Nance v. Sheet Metal Workers International Ass'n

Annotate this Case

12 Utah 2d 233 (1961)

364 P.2d 1027

TROY O. NANCE AND THOMAS B. HANLEY, PLAINTIFFS AND RESPONDENTS AND CROSS-APPELLANTS, v. SHEET METAL WORKERS INTERNATIONAL ASSOCIATION, AN UNINCORPORATED ASSOCIATION, DEFENDANT AND APPELLANT.

No. 9111.

Supreme Court of Utah.

September 21, 1961.

Draper, Sandack & Draper, Salt Lake City, Mulholland, Robie & Hickey, Donald W. Fisher, Toledo, Ohio, for appellant.

James P. McCune, Nephi, A.M. Dreyer, Las Vegas, Nev., for respondent.

HENRIOD, Justice.

Appeal from a judgment for $1.00 nominal and $40,000 punitive damages, $14,000 attorneys' fees, and some costs, which judgment is reversed. Costs before the jury trial to plaintiffs, and those thereafter, to defendant. In an interlocutory appeal we were requested to determine a cost phase of this case.

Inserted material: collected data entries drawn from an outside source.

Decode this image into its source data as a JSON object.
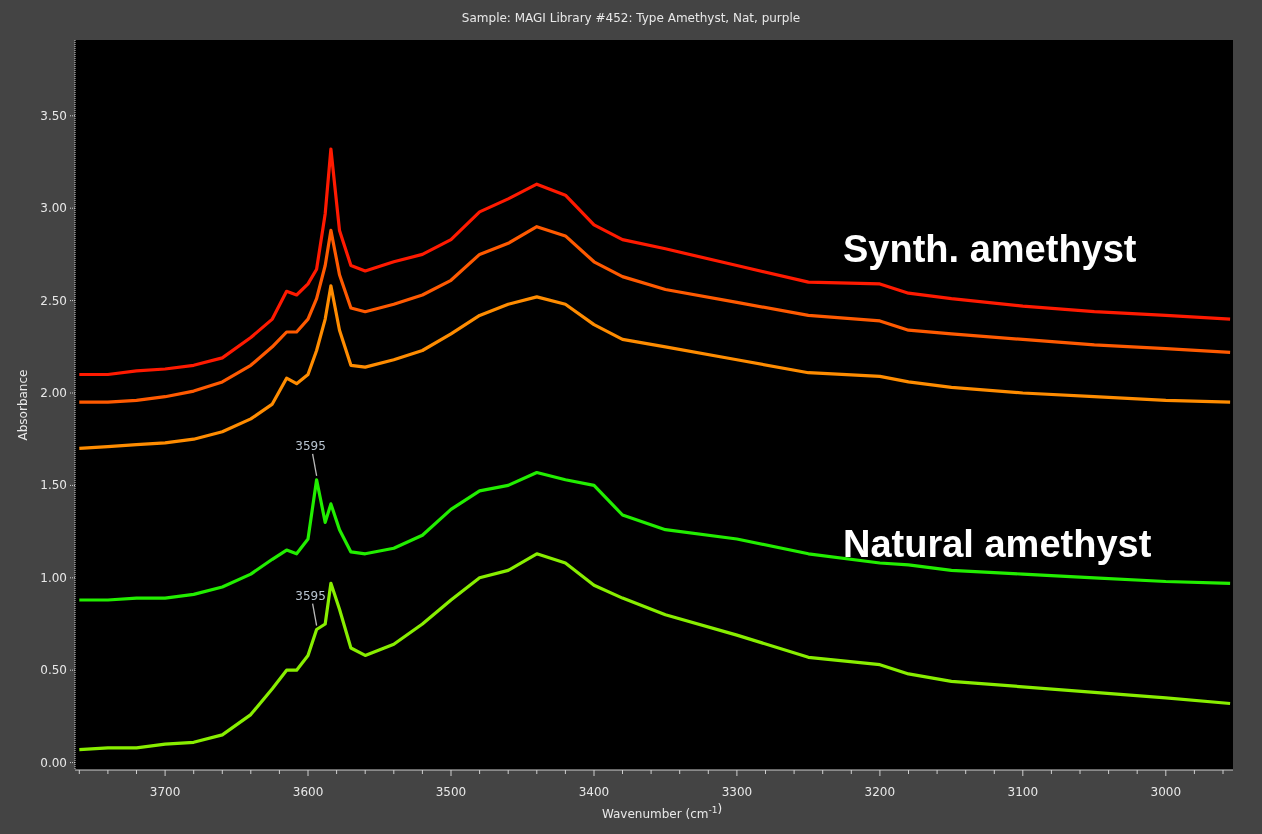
{
  "window": {
    "title": "Sample: MAGI Library #452: Type Amethyst, Nat, purple"
  },
  "plot": {
    "chart_data": {
      "type": "line",
      "xlabel": "Wavenumber (cm$^{-1}$)",
      "ylabel": "Absorbance",
      "x": [
        3760,
        3740,
        3720,
        3700,
        3680,
        3660,
        3640,
        3625,
        3615,
        3608,
        3600,
        3594,
        3588,
        3584,
        3578,
        3570,
        3560,
        3540,
        3520,
        3500,
        3480,
        3460,
        3440,
        3420,
        3400,
        3380,
        3350,
        3300,
        3250,
        3200,
        3180,
        3150,
        3100,
        3050,
        3000,
        2955
      ],
      "series": [
        {
          "color": "#ff1a00",
          "values": [
            2.1,
            2.1,
            2.12,
            2.13,
            2.15,
            2.19,
            2.3,
            2.4,
            2.55,
            2.53,
            2.59,
            2.67,
            2.97,
            3.32,
            2.88,
            2.69,
            2.66,
            2.71,
            2.75,
            2.83,
            2.98,
            3.05,
            3.13,
            3.07,
            2.91,
            2.83,
            2.78,
            2.69,
            2.6,
            2.59,
            2.54,
            2.51,
            2.47,
            2.44,
            2.42,
            2.4
          ]
        },
        {
          "color": "#ff5a00",
          "values": [
            1.95,
            1.95,
            1.96,
            1.98,
            2.01,
            2.06,
            2.15,
            2.25,
            2.33,
            2.33,
            2.4,
            2.51,
            2.69,
            2.88,
            2.64,
            2.46,
            2.44,
            2.48,
            2.53,
            2.61,
            2.75,
            2.81,
            2.9,
            2.85,
            2.71,
            2.63,
            2.56,
            2.49,
            2.42,
            2.39,
            2.34,
            2.32,
            2.29,
            2.26,
            2.24,
            2.22
          ]
        },
        {
          "color": "#ff8c00",
          "values": [
            1.7,
            1.71,
            1.72,
            1.73,
            1.75,
            1.79,
            1.86,
            1.94,
            2.08,
            2.05,
            2.1,
            2.23,
            2.4,
            2.58,
            2.34,
            2.15,
            2.14,
            2.18,
            2.23,
            2.32,
            2.42,
            2.48,
            2.52,
            2.48,
            2.37,
            2.29,
            2.25,
            2.18,
            2.11,
            2.09,
            2.06,
            2.03,
            2.0,
            1.98,
            1.96,
            1.95
          ]
        },
        {
          "color": "#22ee00",
          "values": [
            0.88,
            0.88,
            0.89,
            0.89,
            0.91,
            0.95,
            1.02,
            1.1,
            1.15,
            1.13,
            1.21,
            1.53,
            1.3,
            1.4,
            1.26,
            1.14,
            1.13,
            1.16,
            1.23,
            1.37,
            1.47,
            1.5,
            1.57,
            1.53,
            1.5,
            1.34,
            1.26,
            1.21,
            1.13,
            1.08,
            1.07,
            1.04,
            1.02,
            1.0,
            0.98,
            0.97
          ]
        },
        {
          "color": "#88ee00",
          "values": [
            0.07,
            0.08,
            0.08,
            0.1,
            0.11,
            0.15,
            0.26,
            0.4,
            0.5,
            0.5,
            0.58,
            0.72,
            0.75,
            0.97,
            0.83,
            0.62,
            0.58,
            0.64,
            0.75,
            0.88,
            1.0,
            1.04,
            1.13,
            1.08,
            0.96,
            0.89,
            0.8,
            0.69,
            0.57,
            0.53,
            0.48,
            0.44,
            0.41,
            0.38,
            0.35,
            0.32
          ]
        }
      ],
      "xlim": [
        3763,
        2953
      ],
      "ylim": [
        -0.04,
        3.91
      ],
      "xticks": [
        3700,
        3600,
        3500,
        3400,
        3300,
        3200,
        3100,
        3000
      ],
      "yticks": [
        {
          "value": 0,
          "label": "0.00"
        },
        {
          "value": 0.5,
          "label": "0.50"
        },
        {
          "value": 1,
          "label": "1.00"
        },
        {
          "value": 1.5,
          "label": "1.50"
        },
        {
          "value": 2,
          "label": "2.00"
        },
        {
          "value": 2.5,
          "label": "2.50"
        },
        {
          "value": 3,
          "label": "3.00"
        },
        {
          "value": 3.5,
          "label": "3.50"
        }
      ],
      "annotations": [
        "Synth. amethyst",
        "Natural amethyst",
        {
          "text": "3595",
          "x": 3594,
          "y": 1.53
        },
        {
          "text": "3595",
          "x": 3594,
          "y": 0.72
        }
      ]
    }
  }
}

Nance sued defendant, an unincorporated foreign labor association, praying that a writ of mandate issue to compel his reinstatement in the union after expulsion, and for damages, etc. Hanley, on motion granted, intervened claiming such right under Rule 24(b), Utah Rules of Civil Procedure, permitting intervention where there are questions of law or fact in common. The record indicates that although there may have been some concerted action, Hanley's claim, based on different facts, was independent of Nance's and determined at a different hearing, so that there is some doubt as to the propriety of the joinder, a matter we need not decide in view of our conclusion.

All of the facts complained of, except for isolated solicitation of jobs in Utah, occurred outside of the state. Why Nance chose this forum, and particularly Juab County, is somewhat unclear. Nonetheless, about 19 weeks of trial ensued and resulted in approximately 1,000 pages devoted to procedural documentary matter, hardly a monumental testimonial to the brevity supposedly purposed by our new rules, and about 8,000 or 9,000 pages of testimony and argument also were indulged. The trial court tried the facts predating the expulsion, which had resulted after a so-called trial by the association to expel Nance and Hanley, where the "place de armes" was high in the Los Angeles Statler Hotel, a site appearing to have been, by altitude or otherwise, preclusive of any flight by the dove of peace. The court reserved the determination of malice on the part of the association until a jury should determine the amount, if any, of compensatory damages suffered by plaintiffs after the expulsion.

The jury said there were no such damages. Nonetheless, the court thought that the evidence had shown that there were damages, and awarded $1.00 nominal damages irrespective of the jury verdict, and supplemented the same with $40,000 punitive award and $14,000 attorneys' fees.

We conclude as we do without augmenting our decision with a recitation of details of the voluminous record and the innumerable claimed, but largely controverted facts. Counsel may have indulged an understatement when he observed that "much, and probably most, of the testimony and documentary evidence in this long and tedious case is surplusage," and we see no useful purpose in abstracting the facts beyond those stated here. It may be observed that most of the testimony set out in plaintiffs' brief was that adduced by their own witnesses' statements, and their own, which were self-serving and controversial, all or any part of which may or may not have been believed by the jury, and which justified a denial of a new trial. The recitation of facts favorable to one side does not shift our oft-repeated pronouncements that the facts are reviewable on appeal in favor of and not in defeat of the jury verdict, unless, of course, the jury acted quite unreasonably, a circumstance we think not present here.

The court's substitution of its judgment as to damages we cannot sustain under the facts here, and were it possible, we could not sustain such a disproportionate award, as we have pointed out.[1]

It would appear that mandamus may not lie against a foreign unincorporated association,[2] although we need not decide the point. We have no problem before us with respect to a domestic association of any kind. We agree with our prior pronouncement that for us to act as requested, under the facts of this particular case, would be futile.[3]

WADE, C.J., and McDONOUGH and CALLISTER, JJ., concur.

CROCKETT, J., concurs in the result.

NOTES

[1] Evans v. Gaisford, 122 Utah 156, 247 P.2d 431; Falkenberg v. Neff, 72 Utah 258, 269 P. 1008; 17 A.L.R.2d 549.

[2] 34 Am.Jur. 881, Mandamus, Sec. 94 et seq., 55 C.J.S. Mandamus, ยง 238 et seq., p. 450.

[3] Pratt v. Amalgamated Ass'n, 50 Utah 472, 167 P. 830.